A good investment for any photographer is a 1.8 lens around 50mm. These can be found from name brands to match cameras from around $100 – $150. Gambling on 3rd party is out of the question for these as prices are very similar.


All those extra stops open up a lot of light conditions to hand-held photography.

I use a Canon EF 50mm 1.8 II. It’s my sharpest lens, runner up is the 18-55 EFS that the SL1 came with.

The only downfall of a prime lens (fixed focal length) is to adjust composition a lot of foot work needs to be done. No pampered zoom capabilities, but the trade-off is a very high quality lens for a low price.

I should let you know that if you click a link here and buy something from Amazon I will make a small commission. Everything I list I have faith in as a product enough to recommend it, or have used myself.

I hope to provide you with enough information to make an informed decision about your purchases. If you have any questions, feel free to ask me, and if you plan on buying a product I’ve mentioned, please use my links!

Unlock the Real Potential of the SLR (Manual Modes)

I’ll be posting more detailed articles about these modes later, for the time being, you can check out your camera manual to get a good idea of how to use them…

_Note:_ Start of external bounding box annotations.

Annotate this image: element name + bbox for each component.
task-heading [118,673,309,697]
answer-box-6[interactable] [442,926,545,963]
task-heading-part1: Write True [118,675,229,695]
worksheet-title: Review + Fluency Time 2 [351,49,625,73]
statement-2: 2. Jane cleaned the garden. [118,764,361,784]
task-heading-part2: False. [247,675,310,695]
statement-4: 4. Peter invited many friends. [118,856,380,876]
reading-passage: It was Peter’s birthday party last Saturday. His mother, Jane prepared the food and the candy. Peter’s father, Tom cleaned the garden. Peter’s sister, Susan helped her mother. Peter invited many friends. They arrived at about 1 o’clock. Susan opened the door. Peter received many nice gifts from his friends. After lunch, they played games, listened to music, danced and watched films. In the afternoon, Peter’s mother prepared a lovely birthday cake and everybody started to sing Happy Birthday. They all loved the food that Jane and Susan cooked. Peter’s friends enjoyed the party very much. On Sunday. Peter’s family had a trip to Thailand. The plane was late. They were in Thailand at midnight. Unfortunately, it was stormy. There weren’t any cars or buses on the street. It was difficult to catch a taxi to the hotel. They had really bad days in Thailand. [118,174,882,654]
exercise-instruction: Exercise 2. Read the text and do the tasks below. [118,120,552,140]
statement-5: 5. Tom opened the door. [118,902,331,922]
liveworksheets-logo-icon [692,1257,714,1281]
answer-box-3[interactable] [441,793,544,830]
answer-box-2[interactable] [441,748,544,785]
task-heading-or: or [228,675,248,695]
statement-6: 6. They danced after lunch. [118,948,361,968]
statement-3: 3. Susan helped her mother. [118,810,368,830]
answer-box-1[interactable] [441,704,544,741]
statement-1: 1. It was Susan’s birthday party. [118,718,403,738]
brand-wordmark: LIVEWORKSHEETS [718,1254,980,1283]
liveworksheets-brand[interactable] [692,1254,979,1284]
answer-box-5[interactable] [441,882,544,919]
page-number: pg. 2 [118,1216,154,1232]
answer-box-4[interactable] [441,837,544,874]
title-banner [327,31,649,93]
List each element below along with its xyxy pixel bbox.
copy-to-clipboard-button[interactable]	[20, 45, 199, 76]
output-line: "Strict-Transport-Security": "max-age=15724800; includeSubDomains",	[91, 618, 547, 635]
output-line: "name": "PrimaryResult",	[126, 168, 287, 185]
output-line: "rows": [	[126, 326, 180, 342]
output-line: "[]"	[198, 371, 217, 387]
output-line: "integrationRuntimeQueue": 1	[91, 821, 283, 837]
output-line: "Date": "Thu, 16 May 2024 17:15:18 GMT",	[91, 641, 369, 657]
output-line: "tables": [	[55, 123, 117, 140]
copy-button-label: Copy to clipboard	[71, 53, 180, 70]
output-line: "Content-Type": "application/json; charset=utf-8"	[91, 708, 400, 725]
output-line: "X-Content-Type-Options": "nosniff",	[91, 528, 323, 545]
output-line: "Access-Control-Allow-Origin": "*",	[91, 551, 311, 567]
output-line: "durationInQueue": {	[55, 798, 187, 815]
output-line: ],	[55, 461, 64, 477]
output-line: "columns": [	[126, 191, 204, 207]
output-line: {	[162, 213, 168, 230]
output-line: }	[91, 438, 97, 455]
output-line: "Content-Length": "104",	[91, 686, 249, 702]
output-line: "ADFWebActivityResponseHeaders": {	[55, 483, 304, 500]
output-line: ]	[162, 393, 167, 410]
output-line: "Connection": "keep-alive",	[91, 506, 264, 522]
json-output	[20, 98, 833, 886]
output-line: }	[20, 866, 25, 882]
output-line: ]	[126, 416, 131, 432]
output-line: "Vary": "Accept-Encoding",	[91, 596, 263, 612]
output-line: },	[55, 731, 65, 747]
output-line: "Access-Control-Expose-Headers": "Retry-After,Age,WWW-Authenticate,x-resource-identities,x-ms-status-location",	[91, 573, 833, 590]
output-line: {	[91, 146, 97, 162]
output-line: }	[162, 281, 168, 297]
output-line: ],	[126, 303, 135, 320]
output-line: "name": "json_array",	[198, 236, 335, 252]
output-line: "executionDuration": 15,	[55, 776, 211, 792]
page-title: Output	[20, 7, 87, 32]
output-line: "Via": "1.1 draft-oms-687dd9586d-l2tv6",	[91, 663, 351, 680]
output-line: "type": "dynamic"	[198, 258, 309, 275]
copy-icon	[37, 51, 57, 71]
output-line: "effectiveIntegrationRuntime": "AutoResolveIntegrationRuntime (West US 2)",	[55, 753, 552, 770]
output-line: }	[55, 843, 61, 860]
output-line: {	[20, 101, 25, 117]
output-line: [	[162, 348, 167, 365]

Cameras these days advertise as “will do it all for you! An idiot could take pictures with this camera!” Wrong. You are the photographer. You decide on creative choices like shutter speed, aperture, ISO and angle. Also, a camera is an idiot in a lot of situations.

Because the camera is an idiot, I avoid program modes at all times. On a Canon camera, the running man, person, mountains… They are very functional in their specific conditions, but I am experienced enough (most of the time) to be fast without them. I just recently made a lot of use of the P mode, considered one of the creative modes on a Canon brand, but still too automated for my liking.

Tasked with photographing a fundraiser for a young-and-expecting women’s shelter, I was confounded by a tiny bar’s mixed-light. From the front, a huge bay door converted to windows provided a pool of natural light that faded away towards the back, where the left was a yellow-looking light and the right appeared to be tungsten lit.

First I shot with flash, eliminating ambient light with a fast shutter and closed aperture. I assume people will be annoyed with flash, so I avoid using it as much as possible. Especially in enclosed spaces. I then switched to natural light only, switching between a slow 18mm – 55mm EFS and a fast 50mm EF.

Near the window things went OK, but creatively was limiting. Anywhere else and people looked all sorts of odd colours. Trying to figure out the best settings left me chimping constantly, and I’m sure I missed a lot of moments. I decided on the P mode as my best option, and switched only my white balance for the latter half of the evening. I even gave up so much as to use auto-ISO, which isn’t as terrible as I always thought it would be. 


The “Creative Modes” are common in function in most DSLRs. They may have slightly different names, but they essentially perform the same. Some have extra modes, but the main ones are (as appearing on a Canon camera):

P – sets aperture and shutter speed automatically. Allows user to set ISO. Seems to do its best to set up for hand-held photography, but not always (Not a very creative mode, actually)

Av – Aperture Priority: user sets aperture, camera decides on shutter speed. User sets ISO.

Tv – Shutter Priority: user sets shutter speed, camera decides on aperture. User sets ISO.

M – Manual: User sets everything. A.K.A Master Class, Man(ly) Mode. User sets ISO.


A-Dep – as far as I know sets aperture to make sure as many things are in focus as possible, then sets shutter speed. Does not prioritize for hand held. User sets ISO.

These modes are so-called creative because they allow you to make real decisions about how a photo looks, like the depth of field or motion blur. At first, they are confusing. With experience, a photographer is able to snap the camera as close to the preferred look as possible, only to make minor adjustments. It takes experimentation, a lot of it, but these modes do become second nature.

My advice: using these modes at first might be a little slow, and you will mess up a few shots. That being said: are you a photographer? Then get into them! You will be thanking yourself less than a year later. Promises.